営業利益につきましては、上記2社の寄与分の前期との差異が+342百万円となったことに加えて、M&A関連費用の前期との差異が△35百万円となり、525百万円(前期比311.6%増)となりました。

 

<その他>

「3 経営者による財政状態、経営成績及びキャッシュ・フローの状況の分析 (1) 経営成績等の状況の概要 ① 経営成績の状況」に記載のとおりであります。

 

 

 ② キャッシュ・フローの状況の分析・検討内容並びに資本の財源及び資金の流動性に係る情報

 

  a キャッシュ・フローの状況の分析・検討内容

当社グループの当連結会計年度のキャッシュ・フローの状況につきましては、「3 経営者による財政状態、経営成績及びキャッシュ・フローの状況の分析 (1) 経営成績等の状況の概要 ③ キャッシュ・フローの状況」に記載のとおりでありますが、その結果として、手元流動性比率は前連結会計年度と比べ0.04ヶ月上昇し、1.30ヶ月となりました。

 

  b 資本の財源及び資金の流動性

資本政策につきましては、中長期的な株主価値の向上を図る観点から、M&A等の成長戦略及び財務の健全性強化のための内部留保の積上げと、株主の皆様への利益還元の拡充とのバランスを考慮することを基本としております。

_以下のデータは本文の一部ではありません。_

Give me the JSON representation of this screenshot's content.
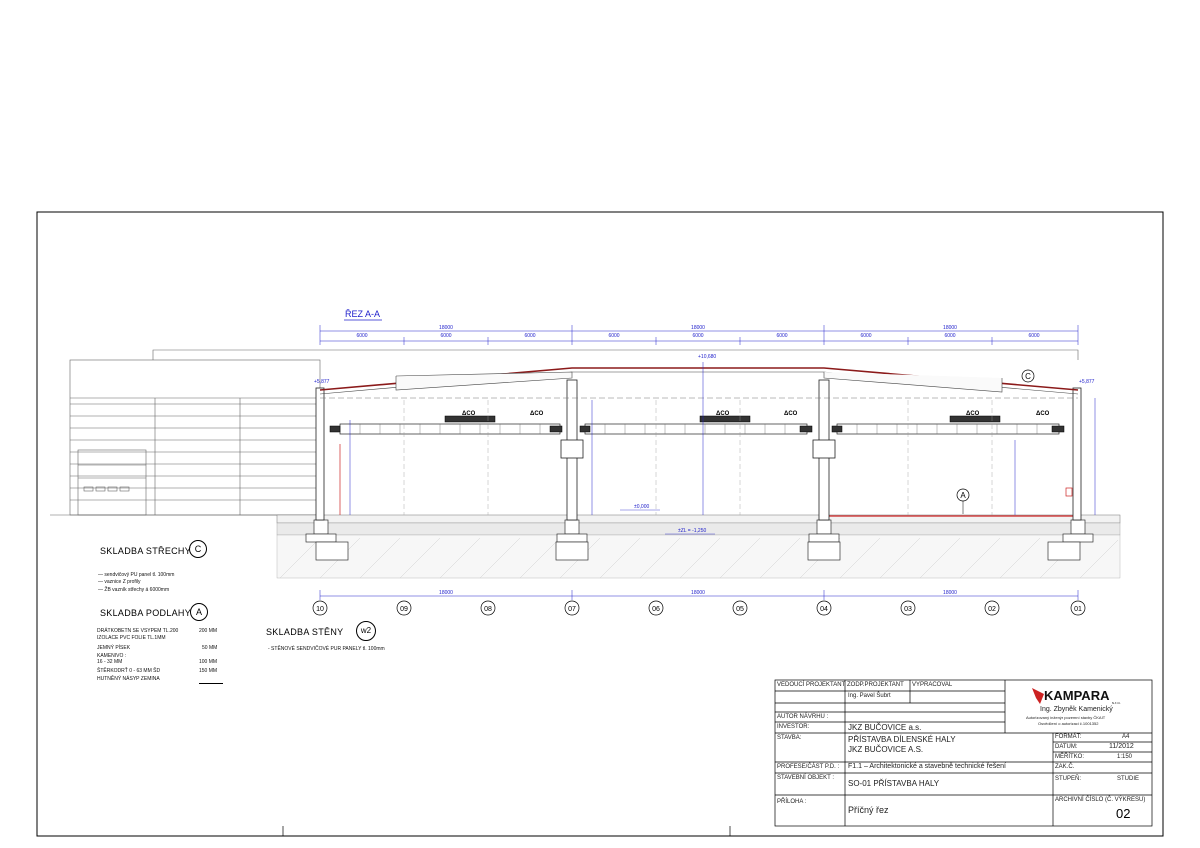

成長戦略に伴うM&Aや設備投資のための所要資金につきましては、グループ内での営業活動による自己資金及び金融機関からの借入等で調達しております。なお、当連結会計年度末においては、借入金及びリース債務を含む有利子負債の残高は5,369百万円となっており、一方、現金及び現金同等物の残高は12,158百万円となっております。

 

 ③ 重要な会計上の見積り及び当該見積りに用いた仮定

当社グループの連結財務諸表は、わが国において一般に公正妥当と認められている会計基準に基づき作成されております。この連結財務諸表の作成にあたっては、連結財務諸表作成時点において過去の実績等を勘案し合理的に見積りを行なっておりますが、実際の結果は、見積り特有の不確実性があるため、これらの見積りと異なる場合があります。

当社グループの連結財務諸表で採用する重要な会計方針は、「第5 経理の状況 1 連結財務諸表等 (1) 連結財務諸表 注記事項 4 会計方針に関する事項」に記載しております。

なお、新型コロナウイルスの感染拡大の影響により見積りに一定の不確実性が存在しますが、連結財務諸表作成時点における利用可能な情報・事実に基づいて最善の見積りを行なっております。